Chroniques

par jérémie szpirglas

et le langage fut
Neue Vocalsolisten Stuttgart

Centre Acanthes / Arsenal, Metz
- 9 juillet 2009

À leur entrée en scène, il flotte parmi les Neue Vocalsolisten de Stuttgart comme un parfum d’indécision. Ils cherchent des yeux, l’inquiétude pointe — l’une d’eux, soprano, manque à l’appel. La colorature lance alors un cri strident vers les coulisses et l’autre arrive d’un pas pressé, penaude. Un regard entendu et, tous ensemble, ils soupirent.

Le concert a commencé, sans même qu’on s’en aperçoive. Impression de déjà vu : tout cela rappelle fortement la pièce de Pirandello, Six Personnages en quête d’auteur. Sauf qu’au lieu d’un auteur-créateur au dessein plus vaste qui nous dépasse, nos six chanteurs sont en quête d’un langage — sans lequel il n’est pas question d’expression et encore moins de théâtre ou de musique.
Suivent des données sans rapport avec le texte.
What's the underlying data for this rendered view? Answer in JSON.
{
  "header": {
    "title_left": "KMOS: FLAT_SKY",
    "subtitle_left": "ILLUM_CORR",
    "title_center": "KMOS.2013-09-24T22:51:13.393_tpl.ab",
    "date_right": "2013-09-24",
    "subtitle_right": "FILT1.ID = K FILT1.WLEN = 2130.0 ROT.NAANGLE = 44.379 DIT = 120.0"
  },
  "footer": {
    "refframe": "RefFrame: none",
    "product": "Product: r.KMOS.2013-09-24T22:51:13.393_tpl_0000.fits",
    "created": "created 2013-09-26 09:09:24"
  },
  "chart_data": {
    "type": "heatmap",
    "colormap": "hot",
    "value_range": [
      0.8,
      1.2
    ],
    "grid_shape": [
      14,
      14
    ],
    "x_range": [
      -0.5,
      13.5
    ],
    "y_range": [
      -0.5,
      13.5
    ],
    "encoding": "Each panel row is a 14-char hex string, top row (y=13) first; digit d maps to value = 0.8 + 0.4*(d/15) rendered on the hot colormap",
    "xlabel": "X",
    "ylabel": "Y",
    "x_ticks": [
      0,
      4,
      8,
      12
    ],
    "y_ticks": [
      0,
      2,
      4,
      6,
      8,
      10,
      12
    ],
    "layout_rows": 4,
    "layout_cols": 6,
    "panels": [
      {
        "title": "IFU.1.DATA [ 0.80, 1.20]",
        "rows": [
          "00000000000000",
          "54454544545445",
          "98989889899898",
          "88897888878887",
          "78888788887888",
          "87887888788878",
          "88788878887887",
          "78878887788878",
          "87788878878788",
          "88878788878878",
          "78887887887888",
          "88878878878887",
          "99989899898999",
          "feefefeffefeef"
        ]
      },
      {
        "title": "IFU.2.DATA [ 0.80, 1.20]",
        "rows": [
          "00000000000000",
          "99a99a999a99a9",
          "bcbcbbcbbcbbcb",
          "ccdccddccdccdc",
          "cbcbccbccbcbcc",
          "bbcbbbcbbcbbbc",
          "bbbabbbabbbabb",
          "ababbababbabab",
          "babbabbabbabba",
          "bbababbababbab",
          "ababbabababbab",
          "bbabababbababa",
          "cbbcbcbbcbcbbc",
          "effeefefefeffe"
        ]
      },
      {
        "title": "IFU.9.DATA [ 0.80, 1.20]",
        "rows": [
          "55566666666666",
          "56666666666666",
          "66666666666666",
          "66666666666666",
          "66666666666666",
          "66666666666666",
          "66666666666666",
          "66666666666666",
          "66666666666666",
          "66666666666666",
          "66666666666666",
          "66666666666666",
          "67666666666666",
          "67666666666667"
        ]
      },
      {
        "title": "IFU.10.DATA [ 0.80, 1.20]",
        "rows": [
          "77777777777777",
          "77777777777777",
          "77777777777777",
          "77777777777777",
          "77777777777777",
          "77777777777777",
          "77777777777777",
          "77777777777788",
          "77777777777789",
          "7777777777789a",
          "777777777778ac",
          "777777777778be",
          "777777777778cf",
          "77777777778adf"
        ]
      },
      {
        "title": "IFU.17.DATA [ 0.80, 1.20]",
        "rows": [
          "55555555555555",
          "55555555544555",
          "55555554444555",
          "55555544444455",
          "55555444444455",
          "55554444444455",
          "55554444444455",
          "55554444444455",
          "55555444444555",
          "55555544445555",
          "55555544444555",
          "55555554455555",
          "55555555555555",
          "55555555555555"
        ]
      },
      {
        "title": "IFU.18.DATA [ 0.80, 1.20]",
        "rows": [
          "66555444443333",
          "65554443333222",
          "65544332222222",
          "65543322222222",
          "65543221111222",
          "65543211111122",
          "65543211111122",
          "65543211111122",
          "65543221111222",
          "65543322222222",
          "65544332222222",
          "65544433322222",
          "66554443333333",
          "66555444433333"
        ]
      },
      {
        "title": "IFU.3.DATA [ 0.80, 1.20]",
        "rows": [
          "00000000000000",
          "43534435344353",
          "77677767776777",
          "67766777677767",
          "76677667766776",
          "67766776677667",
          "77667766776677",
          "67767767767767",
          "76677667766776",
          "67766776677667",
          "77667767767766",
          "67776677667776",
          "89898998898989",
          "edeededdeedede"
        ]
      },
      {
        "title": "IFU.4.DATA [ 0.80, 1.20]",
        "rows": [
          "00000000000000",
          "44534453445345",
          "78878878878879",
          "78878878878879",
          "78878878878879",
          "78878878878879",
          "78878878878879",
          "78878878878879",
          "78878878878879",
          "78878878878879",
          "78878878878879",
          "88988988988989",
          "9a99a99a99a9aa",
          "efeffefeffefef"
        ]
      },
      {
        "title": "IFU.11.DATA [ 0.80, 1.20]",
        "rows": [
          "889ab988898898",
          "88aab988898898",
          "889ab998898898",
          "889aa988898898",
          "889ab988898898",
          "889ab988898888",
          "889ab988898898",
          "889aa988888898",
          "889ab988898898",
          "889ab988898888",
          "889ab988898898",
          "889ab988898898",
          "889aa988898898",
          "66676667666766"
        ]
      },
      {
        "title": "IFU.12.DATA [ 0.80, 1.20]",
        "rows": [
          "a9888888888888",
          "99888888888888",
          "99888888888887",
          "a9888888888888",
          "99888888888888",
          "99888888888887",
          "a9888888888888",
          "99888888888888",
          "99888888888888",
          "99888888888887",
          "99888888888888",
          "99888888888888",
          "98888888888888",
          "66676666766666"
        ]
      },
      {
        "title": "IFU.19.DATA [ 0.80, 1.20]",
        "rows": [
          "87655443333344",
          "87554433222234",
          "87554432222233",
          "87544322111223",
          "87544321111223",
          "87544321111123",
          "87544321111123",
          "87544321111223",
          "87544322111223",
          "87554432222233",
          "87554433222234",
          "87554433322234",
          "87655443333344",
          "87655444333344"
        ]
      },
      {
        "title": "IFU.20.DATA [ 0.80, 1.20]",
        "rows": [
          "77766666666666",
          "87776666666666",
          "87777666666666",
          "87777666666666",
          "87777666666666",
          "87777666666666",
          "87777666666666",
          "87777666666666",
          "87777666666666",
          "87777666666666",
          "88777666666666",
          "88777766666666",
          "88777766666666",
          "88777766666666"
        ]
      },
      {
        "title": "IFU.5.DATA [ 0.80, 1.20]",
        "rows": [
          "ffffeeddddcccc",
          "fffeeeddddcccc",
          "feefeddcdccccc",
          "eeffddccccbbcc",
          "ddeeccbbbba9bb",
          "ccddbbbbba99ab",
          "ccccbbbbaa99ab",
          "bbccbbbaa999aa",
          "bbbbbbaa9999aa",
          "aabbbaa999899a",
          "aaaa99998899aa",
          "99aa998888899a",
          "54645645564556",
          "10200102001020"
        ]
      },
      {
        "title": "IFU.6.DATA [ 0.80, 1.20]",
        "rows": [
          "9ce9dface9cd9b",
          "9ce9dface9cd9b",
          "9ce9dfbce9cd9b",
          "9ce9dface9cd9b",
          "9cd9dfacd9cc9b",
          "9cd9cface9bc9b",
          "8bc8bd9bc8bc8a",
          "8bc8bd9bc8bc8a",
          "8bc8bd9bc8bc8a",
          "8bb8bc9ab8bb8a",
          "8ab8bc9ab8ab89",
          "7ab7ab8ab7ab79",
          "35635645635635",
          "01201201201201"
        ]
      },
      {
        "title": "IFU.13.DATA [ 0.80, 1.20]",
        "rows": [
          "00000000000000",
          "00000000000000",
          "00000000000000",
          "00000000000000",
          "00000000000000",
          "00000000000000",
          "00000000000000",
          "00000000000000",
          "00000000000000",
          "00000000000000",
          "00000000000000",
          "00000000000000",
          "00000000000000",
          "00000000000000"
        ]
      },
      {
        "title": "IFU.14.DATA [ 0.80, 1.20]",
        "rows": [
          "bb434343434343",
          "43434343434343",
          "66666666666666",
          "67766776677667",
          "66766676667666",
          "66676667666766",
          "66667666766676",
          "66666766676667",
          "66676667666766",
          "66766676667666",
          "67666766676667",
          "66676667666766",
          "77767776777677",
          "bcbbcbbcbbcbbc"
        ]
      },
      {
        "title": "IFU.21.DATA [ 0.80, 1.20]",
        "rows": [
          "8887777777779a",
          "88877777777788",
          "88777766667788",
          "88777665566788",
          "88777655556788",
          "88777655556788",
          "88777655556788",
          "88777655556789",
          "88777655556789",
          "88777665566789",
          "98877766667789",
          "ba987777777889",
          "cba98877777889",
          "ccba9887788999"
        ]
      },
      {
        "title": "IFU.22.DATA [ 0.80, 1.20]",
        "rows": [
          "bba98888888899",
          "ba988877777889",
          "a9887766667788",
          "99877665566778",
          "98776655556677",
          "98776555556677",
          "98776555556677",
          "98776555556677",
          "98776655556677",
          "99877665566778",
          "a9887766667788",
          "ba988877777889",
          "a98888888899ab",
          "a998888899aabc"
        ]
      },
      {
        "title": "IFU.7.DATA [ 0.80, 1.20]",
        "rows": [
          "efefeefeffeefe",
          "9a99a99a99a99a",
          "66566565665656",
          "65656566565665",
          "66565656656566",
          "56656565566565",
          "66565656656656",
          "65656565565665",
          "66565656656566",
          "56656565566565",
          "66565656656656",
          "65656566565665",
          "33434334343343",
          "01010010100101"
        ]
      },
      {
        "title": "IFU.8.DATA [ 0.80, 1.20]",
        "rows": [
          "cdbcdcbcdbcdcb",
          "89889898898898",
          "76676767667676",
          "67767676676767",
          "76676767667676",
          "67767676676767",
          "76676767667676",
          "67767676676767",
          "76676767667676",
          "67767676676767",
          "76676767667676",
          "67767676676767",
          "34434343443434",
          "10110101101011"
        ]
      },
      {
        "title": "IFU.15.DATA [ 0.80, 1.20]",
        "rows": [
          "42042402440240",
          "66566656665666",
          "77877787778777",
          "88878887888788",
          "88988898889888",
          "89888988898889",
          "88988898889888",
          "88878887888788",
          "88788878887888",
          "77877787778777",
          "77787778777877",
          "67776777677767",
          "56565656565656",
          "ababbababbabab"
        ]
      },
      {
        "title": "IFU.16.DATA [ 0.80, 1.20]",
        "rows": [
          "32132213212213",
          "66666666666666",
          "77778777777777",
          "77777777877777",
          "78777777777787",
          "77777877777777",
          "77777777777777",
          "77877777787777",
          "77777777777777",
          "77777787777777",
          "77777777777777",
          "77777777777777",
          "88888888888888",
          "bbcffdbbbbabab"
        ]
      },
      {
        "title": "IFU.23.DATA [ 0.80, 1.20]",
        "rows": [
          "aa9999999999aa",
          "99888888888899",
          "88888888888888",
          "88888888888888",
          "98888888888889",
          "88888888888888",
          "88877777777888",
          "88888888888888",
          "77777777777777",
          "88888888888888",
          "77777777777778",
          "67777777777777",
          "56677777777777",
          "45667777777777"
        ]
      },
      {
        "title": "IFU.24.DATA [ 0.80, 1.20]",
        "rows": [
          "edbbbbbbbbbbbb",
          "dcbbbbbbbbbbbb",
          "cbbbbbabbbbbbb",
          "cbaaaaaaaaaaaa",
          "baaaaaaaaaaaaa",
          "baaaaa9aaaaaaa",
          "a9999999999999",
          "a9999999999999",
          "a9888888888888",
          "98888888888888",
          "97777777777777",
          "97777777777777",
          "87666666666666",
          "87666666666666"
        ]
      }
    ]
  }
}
À l’instar de la pensée philosophique — qui au lieu de tenter de penser le monde (ce qu’elle faisait traditionnellement) tente aujourd’hui de se penser elle-même, à commencer par ce langage qui est à la base de tout raisonnement —, les écrivains et musiciens se retrouvent embarqués depuis près d’un demi-siècle dans une exploration déconstructive de la langue. Une langue qui leur échappe, qu’ils font semblant d’oublier ou de ne plus comprendre.

Parmi les interprètes de la musique d’aujourd’hui, les Neue Vocalsolisten sont sans doute des meilleurs et les plus fidèles compagnons de route des compositeurs engagés dans cette démarche. À la théâtralité de leur chant s’ajoute une alchimie scénique exceptionnelle, et leurs performances, inclassables et pleines d’humour, s’apprécient bien au-delà de leurs qualités vocales. En résidence à l’Arsenal de Metz pour les deux semaines du Centre Acanthes, où ils servent de cobaye aux jeunes stagiaires en composition, ils prouvent, ce soir encore, la vivacité et la richesse de cette confrontation de la musique et de la langue.

Nous avons droit, successivement, au désopilant Fe de erratas pour six voix mixtes d’Elena Mendoza — dans lequel verbe et ligne musical se mêlent indistinctement pour s’interrompre et se suspendre au détour d’une phrase —, à Naturae pour trois voix d’hommes d’Ivan Fedele — où le texte se dégage de la partition comme si intervalles et articulations musicales énonçaient chaque syllabe — ou encore à Nein Allen, pièce aux allures improvisées pour cinq voix mixtes, dans laquelle Carola Bauckholt renverse radicalement le lien entre texte et musique — de l’écriture musicale découle le livret, la mélodie et les figures rythmiques et harmoniques suggérant chacune à leur tour une suite de syntagmes sans queue ni tête, au cours de laquelle on croise toutes les langues juxtaposées dans un chaos allègre.

Ponctuant la première partie du concert, quatre extraits de Der Turm zu Babel de Mauricio Kagel démontrent comment un même texte, traduits dans des langues diverses, peut apparaître musicalement sous des masques étonnement variés. Le rythme et la vocalité de chaque langue entraine la musique dans une direction singulière chaque fois différente, Kagel ne se privant pas au passage de quelques exagérations caricaturales.

Le concert se conclut sur une seconde partie monumentale, avec le magnifique A-Ronne de Luciano Berio, indéniablement l’un des champions du théâtre musical et notamment des explorations linguistiques avec son ami Eduardo Sanguineti. Répétition insatiable d’un même texte (court collage de passages pris dans la Bible traduite par Luther, ainsi que dans T.S. Eliot, Dante ou Marx), A-Ronne est la brillante démonstration du pouvoir signifiant du ton, du comportement vocal et des expressions corporelles et orales.